Да еще комически-тщеславная прибавка: «с портретом автора работы Пабло Пикассо».
Большего мало кто искал и хотел. Париж ослеплял, Москва тянула. Едва ли было понимание того, как они чужды друг другу и как их трудно согласовать. И уже наверно отсутствовало сознание, что прошло время анархического эстетизма, и что серьезная, суровая и требовательная жизнь не вступает с ним больше в спор, а просто напросто не замечает его.
* * *
Потом появились новые люди. Пришел интерес к России и к советской литературе.
Это были годы расцвета собраний «Кочевья», на которых посетители, насторожившись, прислушивались к беседам о Леонове, об Олеше или Фадееве. Даже не столько к беседам, сколько к сообщениям о них: жаждали сведений и фактов. Не было никакого внимания к тому, что делается в эмиграции: попытка устроить какой-нибудь «эмигрантский вечер» заранее была обречена на провал. В частных разговорах советские темы господствовали так же, как и на диспутах или в докладах.
Интерес сейчас иссяк. Только из упорства или предвзятости можно отрицать это. Впечатление такое, будто Леонов с Пильняком и Фадеевым не оправдали доверия, оказались на деле беднее и площе, чем то представление о них, которое здесь было создано. И поэтому – потеряли кредит.

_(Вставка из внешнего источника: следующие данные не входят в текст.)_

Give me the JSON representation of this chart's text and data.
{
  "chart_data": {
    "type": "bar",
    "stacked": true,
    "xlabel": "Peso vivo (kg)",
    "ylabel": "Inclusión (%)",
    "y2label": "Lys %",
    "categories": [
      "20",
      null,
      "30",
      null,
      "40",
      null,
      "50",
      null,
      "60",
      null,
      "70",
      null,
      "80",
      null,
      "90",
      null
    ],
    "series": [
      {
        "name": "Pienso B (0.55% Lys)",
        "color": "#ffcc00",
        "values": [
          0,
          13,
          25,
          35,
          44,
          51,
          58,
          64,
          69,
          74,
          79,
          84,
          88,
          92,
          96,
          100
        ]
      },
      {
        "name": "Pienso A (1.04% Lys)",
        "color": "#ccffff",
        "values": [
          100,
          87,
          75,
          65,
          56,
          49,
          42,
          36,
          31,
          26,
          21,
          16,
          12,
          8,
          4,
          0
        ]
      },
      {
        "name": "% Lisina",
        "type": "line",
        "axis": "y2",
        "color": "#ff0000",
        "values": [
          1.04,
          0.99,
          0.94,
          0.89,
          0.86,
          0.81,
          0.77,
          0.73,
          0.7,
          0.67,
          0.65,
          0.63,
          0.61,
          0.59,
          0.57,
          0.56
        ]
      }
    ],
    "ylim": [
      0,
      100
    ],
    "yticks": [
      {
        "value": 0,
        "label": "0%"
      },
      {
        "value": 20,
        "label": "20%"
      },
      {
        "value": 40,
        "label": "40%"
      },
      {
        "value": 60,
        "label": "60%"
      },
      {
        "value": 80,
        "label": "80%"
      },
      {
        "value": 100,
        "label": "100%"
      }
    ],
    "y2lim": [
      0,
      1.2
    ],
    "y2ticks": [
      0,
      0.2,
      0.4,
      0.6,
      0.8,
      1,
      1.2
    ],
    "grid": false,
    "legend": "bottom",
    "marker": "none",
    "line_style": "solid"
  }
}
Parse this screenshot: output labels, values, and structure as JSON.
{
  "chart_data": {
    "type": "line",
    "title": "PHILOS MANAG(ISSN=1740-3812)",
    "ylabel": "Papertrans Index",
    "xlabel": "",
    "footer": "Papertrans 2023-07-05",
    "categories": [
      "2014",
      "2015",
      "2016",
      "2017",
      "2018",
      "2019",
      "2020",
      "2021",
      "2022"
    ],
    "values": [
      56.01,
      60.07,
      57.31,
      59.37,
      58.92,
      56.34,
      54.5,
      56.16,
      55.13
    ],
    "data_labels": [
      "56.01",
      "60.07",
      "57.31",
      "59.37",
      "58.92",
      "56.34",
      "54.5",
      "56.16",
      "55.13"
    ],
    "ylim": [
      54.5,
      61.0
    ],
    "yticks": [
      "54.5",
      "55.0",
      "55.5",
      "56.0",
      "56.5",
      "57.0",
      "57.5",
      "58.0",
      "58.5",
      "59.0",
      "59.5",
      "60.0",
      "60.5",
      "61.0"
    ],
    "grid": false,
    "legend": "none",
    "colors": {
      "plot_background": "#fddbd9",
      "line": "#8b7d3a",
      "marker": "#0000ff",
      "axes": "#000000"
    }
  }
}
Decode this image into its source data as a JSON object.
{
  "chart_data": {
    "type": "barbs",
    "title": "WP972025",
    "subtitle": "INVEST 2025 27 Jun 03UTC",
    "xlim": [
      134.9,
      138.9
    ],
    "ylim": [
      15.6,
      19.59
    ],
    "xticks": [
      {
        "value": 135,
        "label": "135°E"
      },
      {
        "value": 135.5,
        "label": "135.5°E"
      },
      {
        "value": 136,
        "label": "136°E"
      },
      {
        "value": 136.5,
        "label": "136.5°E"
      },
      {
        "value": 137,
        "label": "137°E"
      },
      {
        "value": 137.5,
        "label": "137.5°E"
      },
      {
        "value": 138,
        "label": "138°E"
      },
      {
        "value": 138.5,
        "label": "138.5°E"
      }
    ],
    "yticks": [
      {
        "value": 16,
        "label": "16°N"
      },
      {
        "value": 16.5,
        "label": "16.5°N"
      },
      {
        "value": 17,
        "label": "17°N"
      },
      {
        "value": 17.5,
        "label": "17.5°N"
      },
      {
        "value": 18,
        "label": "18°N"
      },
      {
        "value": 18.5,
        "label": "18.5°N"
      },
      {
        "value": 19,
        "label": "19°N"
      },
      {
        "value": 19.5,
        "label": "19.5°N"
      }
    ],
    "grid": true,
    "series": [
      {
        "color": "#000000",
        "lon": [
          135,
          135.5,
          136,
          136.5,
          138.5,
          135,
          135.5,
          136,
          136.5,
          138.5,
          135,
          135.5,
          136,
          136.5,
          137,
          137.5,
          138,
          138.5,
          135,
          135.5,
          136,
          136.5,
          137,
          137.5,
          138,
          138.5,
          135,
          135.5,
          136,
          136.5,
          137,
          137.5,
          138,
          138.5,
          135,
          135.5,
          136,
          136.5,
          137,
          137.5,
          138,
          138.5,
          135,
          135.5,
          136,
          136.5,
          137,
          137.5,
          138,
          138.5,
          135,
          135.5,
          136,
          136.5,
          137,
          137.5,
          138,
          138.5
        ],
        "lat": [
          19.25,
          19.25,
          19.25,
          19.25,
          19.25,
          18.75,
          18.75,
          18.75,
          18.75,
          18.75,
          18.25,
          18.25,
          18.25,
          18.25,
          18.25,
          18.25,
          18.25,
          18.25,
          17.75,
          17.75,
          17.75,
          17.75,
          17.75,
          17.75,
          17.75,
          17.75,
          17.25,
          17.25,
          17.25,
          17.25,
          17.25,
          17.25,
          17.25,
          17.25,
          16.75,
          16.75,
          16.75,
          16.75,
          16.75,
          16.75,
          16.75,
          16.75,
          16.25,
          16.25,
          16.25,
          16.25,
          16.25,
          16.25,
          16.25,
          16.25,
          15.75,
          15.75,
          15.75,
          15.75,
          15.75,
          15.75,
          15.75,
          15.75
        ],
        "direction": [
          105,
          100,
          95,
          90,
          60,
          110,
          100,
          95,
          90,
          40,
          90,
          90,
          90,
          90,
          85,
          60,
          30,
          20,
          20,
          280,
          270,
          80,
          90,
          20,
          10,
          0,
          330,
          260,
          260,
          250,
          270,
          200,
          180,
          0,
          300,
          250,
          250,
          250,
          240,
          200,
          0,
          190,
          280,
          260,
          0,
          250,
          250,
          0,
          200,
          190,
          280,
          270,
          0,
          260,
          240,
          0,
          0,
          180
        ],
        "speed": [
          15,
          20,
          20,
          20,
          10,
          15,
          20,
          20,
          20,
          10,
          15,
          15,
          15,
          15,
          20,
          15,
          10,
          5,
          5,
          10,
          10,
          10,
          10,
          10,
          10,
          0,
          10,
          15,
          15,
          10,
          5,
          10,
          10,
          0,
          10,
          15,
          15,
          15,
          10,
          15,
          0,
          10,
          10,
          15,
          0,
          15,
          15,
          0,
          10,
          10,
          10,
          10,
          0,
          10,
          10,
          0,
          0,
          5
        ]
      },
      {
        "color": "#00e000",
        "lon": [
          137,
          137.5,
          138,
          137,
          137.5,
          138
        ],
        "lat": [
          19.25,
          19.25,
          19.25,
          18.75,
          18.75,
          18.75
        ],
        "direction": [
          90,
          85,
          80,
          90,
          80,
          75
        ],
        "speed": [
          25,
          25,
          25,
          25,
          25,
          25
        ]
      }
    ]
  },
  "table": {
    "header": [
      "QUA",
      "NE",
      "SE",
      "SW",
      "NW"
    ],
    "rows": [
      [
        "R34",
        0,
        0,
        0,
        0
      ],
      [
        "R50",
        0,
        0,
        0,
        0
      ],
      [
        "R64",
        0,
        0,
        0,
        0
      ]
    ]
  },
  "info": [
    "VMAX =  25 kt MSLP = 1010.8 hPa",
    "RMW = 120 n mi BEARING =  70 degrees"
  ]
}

При тревоге за Россию и, может быть, любви к ней, они, русские мальчики «по Достоевскому», не захотели все-таки понять неизбежности и, в конце концов, даже «не важности» качественного понижения литературы, в сравнении с тем, что было до революции. У них, как будто, не хватило милосердия к своей стране. Они набросились на советские книги жадно, без разбору, без предварительного ознакомления с тем, в какие условия литература в России попала, – набросились, ожидая каких-то чудес: чудес не нашлось. Приходили романы и поэмы с проблесками правды и обещаниями мастерства, – не более того. Если исключить Пастернака, не было ни одной пришедшей из Москвы книги, о которой можно было бы судить без всякого литературного снисхождения, в особенности после всех блистательных Мориаков и Монтерланов, тут же читавшихся и наводивших на печальные сравнения. В Москве говорят: «наша литература первая в мире». Едва ли и там кто-нибудь этой глупой похвале верит, а тут, в Париже, она звучит, как насмешка. Но до теперешнего разрыва с миром советских книг внутренние голоса из той же среды возражали и убеждали: дело не в том, что Мориак лучше пишет, чем Леонов, дело в том, что то, о чем пишет Леонов, – важнее, значительнее… Разделение произошло именно по этой линии. И большая часть здешней литературной молодежи как бы ответила: «нет, не важнее». Разумеется, я имею сейчас в виду не подлинного, личного Мориака, не Мориака, не именно его, а весь тот круг и строй тем, которые «высокой» европейской литературой затрагиваются. Думаю, что не пряность, нет, – было бы невежеством и близорукой ошибкой рассматривать «Мориака» как приперченное блюдо для гурманов, – а крайняя сладость и крайняя горечь индивидуализма, не исчерпанная еще прелесть его, отравила здешние русские сознания и отбила вкус к иной пище. Леоновские темы для них, для этих сознаний, пусты и скучны потому, что перед ними человек, открывающий в себе обманчиво-огромные миры и как бы намеренно ускользающий от контроля, от управления и власти. Леонов же, – еще раз повторяю: нарицательный, собирательный – строит, не подозревая ни о чем. Леонов оказался груб. Если в нем и есть сила жизни, то куплена она слишком дешевой ценой, – ценой слепоты, а не преодоления. Строительство не с того конца начато, оно ничего не разрешает, никого не освобождает. И наши русские мальчики «вернули билет» на право входа в него, – билет, которого они страстно ждали и с которым много надежд связывали.